Rolls-Royce is currently finishing the final details on its upcoming Ghost model. After 10 years in production for the first generation, the new version is bound to come out next month. To mark the occasion and introduce us to the features the car will come with, the PR people started a campaign of animated videos, to put us up to speed with everything. Now, the time has come to check out the last one of the series, where we’re bound to gain some insight into how the Brits create that ‘serenity’ feel inside their cars.

For the new generation Ghost, Rolls-Royce sat down with its customers and asked them about their habits, likes and dislikes as well as what made them buy a Ghost in the first place. Apparently, most of them really enjoy the near-silent ride of the Ghost and the cocooning effect you get while inside. Therefore, in creating new Ghost, the marque’s team of acoustic specialists were obsessively focused on this highly complicated engineering task.
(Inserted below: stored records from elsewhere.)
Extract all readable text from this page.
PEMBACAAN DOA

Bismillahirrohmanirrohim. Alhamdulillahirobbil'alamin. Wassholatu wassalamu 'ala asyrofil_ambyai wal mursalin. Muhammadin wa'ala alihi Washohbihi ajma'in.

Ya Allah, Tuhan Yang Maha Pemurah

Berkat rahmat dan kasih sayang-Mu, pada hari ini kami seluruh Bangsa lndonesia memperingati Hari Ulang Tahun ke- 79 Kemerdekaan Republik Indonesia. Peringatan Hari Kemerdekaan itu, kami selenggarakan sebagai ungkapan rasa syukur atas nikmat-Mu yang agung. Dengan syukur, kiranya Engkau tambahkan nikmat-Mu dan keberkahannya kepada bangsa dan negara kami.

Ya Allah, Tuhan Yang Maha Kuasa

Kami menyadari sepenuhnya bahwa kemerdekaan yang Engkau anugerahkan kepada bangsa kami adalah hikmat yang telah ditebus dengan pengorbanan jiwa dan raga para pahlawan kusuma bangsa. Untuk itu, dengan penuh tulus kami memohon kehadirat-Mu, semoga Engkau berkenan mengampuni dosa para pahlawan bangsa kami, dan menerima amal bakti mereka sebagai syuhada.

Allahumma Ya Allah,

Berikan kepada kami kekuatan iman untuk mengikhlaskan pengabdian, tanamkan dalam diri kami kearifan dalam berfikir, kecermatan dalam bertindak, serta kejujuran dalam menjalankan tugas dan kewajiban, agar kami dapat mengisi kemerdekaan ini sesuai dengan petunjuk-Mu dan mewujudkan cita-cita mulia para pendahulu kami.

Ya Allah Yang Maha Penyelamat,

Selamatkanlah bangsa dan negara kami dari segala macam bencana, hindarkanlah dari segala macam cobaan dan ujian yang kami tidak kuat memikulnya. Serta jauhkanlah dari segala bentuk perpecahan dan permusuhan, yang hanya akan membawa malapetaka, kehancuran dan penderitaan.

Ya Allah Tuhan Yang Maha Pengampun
To achieve a sense of absolute serenity, the acoustic team began by adapting the marque’s proprietary aluminum spaceframe architecture, which itself offers benefits owing to the metal’s higher acoustic impedance compared with steel and its construction of complex forms rather than flat, resonant surfaces. A double-skinned bulkhead section was selected to insulate the cabin from the 6.75-litre V12 engine and cavities in the roof, boot and floor were created to fill with more than 100kg of sound-absorbing materials.

Additionally, double-glazed windows with a clear composite center sheet were used as well as tires lined with lightweight acoustic insulation foam. Once the sound stage was created, every component was obsessively interrogated for its acoustic properties. Those that produced unacceptable levels of noise were discarded and completely redesigned. Even the inside of the air conditioning ducts were smoothed to better insulate clients from intrusive noises.

However, upon early testing the acoustic team discovered that removing all noise was disorientating. Their solution was to create a ‘whisper’ – a soft undertone that clients experienced as a single, subtle note. To achieve this, each component had to be tuned to a specific resonant frequency. This task included the creation of acoustically tuned damping units for the seat frames, as well as a suite of ports between the cabin and the large 500-litre boot to ensure the low frequency it generated was consistent with new Ghost’s ‘note’.

The marque’s experts named this process the Formula for Serenity. Following its creation, these specialists presented the acoustic advances they had made, showcasing how these remarkable developments would serve the demands of new Ghost clients. Rolls-Royce has elected to share elements of these internal briefings to demonstrate the engineering substance that underpins the new generation.